Ideas for ML computing


June 1, 2020

Disclaimer: ML stands not for machine learning, but for Malayalam

Swathanthra Malayalam in association with Tinkerhub conducted a special program called People behind SMC. SMC is preimier organisation working in the area of Malayalam computing. It was interesting to listen to experiences of various folks like Anivar, Santhosh thottingal sir, Balasankar C, Jishnu Mohan, Kavya Manohar etc. The sessions was hosted by Hrishi Chettai in Tinkerhubs instagram pages. The recorded sessions can be found here.

After listening to these talks, I want to share some ideas which came in my mind:

1. Teaching Language computing with Python

Santhosh thottingal sir usually starts most of his beginner talks, by asking a cliche example like has anyone tried to code in Malayalam? He usually shows a C sample code for Hello world, and first time I saw this I was really fascinated which lead to [artcle link]. Seeing this Adithya and Subin even coded with old style malayalam letters, and this was the first time I was seeing writings in Malayalam digits.

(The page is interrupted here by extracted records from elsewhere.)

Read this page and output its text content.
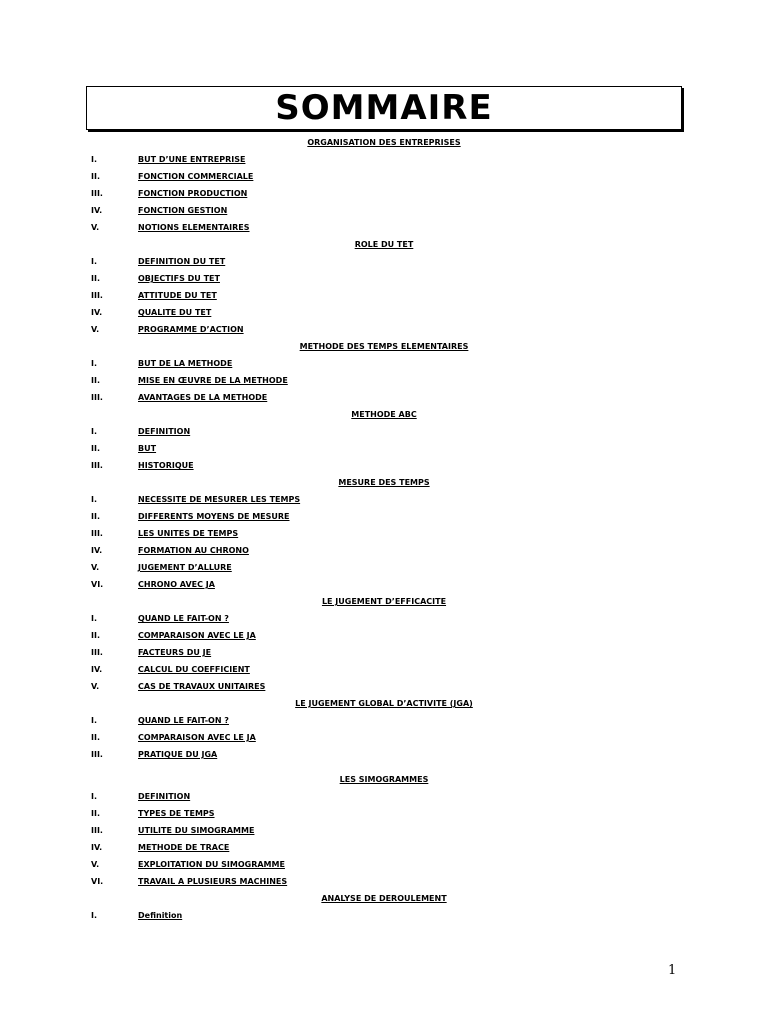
SOMMAIRE
ORGANISATION DES ENTREPRISES
I.	BUT D’UNE ENTREPRISE
II.	FONCTION COMMERCIALE
III.	FONCTION PRODUCTION
IV.	FONCTION GESTION
V.	NOTIONS ELEMENTAIRES
ROLE DU TET
I.	DEFINITION DU TET
II.	OBJECTIFS DU TET
III.	ATTITUDE DU TET
IV.	QUALITE DU TET
V.	PROGRAMME D’ACTION
METHODE DES TEMPS ELEMENTAIRES
I.	BUT DE LA METHODE
II.	MISE EN ŒUVRE DE LA METHODE
III.	AVANTAGES DE LA METHODE
METHODE ABC
I.	DEFINITION
II.	BUT
III.	HISTORIQUE
MESURE DES TEMPS
I.	NECESSITE DE MESURER LES TEMPS
II.	DIFFERENTS MOYENS DE MESURE
III.	LES UNITES DE TEMPS
IV.	FORMATION AU CHRONO
V.	JUGEMENT D’ALLURE
VI.	CHRONO AVEC JA
LE JUGEMENT D’EFFICACITE
I.	QUAND LE FAIT-ON ?
II.	COMPARAISON AVEC LE JA
III.	FACTEURS DU JE
IV.	CALCUL DU COEFFICIENT
V.	CAS DE TRAVAUX UNITAIRES
LE JUGEMENT GLOBAL D’ACTIVITE (JGA)
I.	QUAND LE FAIT-ON ?
II.	COMPARAISON AVEC LE JA
III.	PRATIQUE DU JGA
LES SIMOGRAMMES
I.	DEFINITION
II.	TYPES DE TEMPS
III.	UTILITE DU SIMOGRAMME
IV.	METHODE DE TRACE
V.	EXPLOITATION DU SIMOGRAMME
VI.	TRAVAIL A PLUSIEURS MACHINES
ANALYSE DE DEROULEMENT
I.	Definition
1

There is a lot of difference, when you start thinking of programming with Malayalam instead of English. There will 4 bytes for Malayalm instead of 1 bytes. It may be good to create a progrmming guide on how to program in Python for Language computing for various applications.

I personally feel this can be a good topic to talk in any Pycon conference, as this area is relatively being under-utilised.

2. Covid-19 dataset

Kerala has put up a commendable performance so far in facing Covid-19 panademic. KHA has been writing daily health bulletins written using Manjeri font. One of common criticism Kerala model has been seen is the lack of scientific papers being published. Another idea in my mind is to create a dataset of KHA bulletins so people can study these Kerala model and dataset can be placed in SMC project’s text corpus. The initial data has been collected and uploaded . Yet one of the challenges is how to convert these PDFs to a useful format for data analysis. In Kaggle they converted the CORD dataset into a no of JSon files.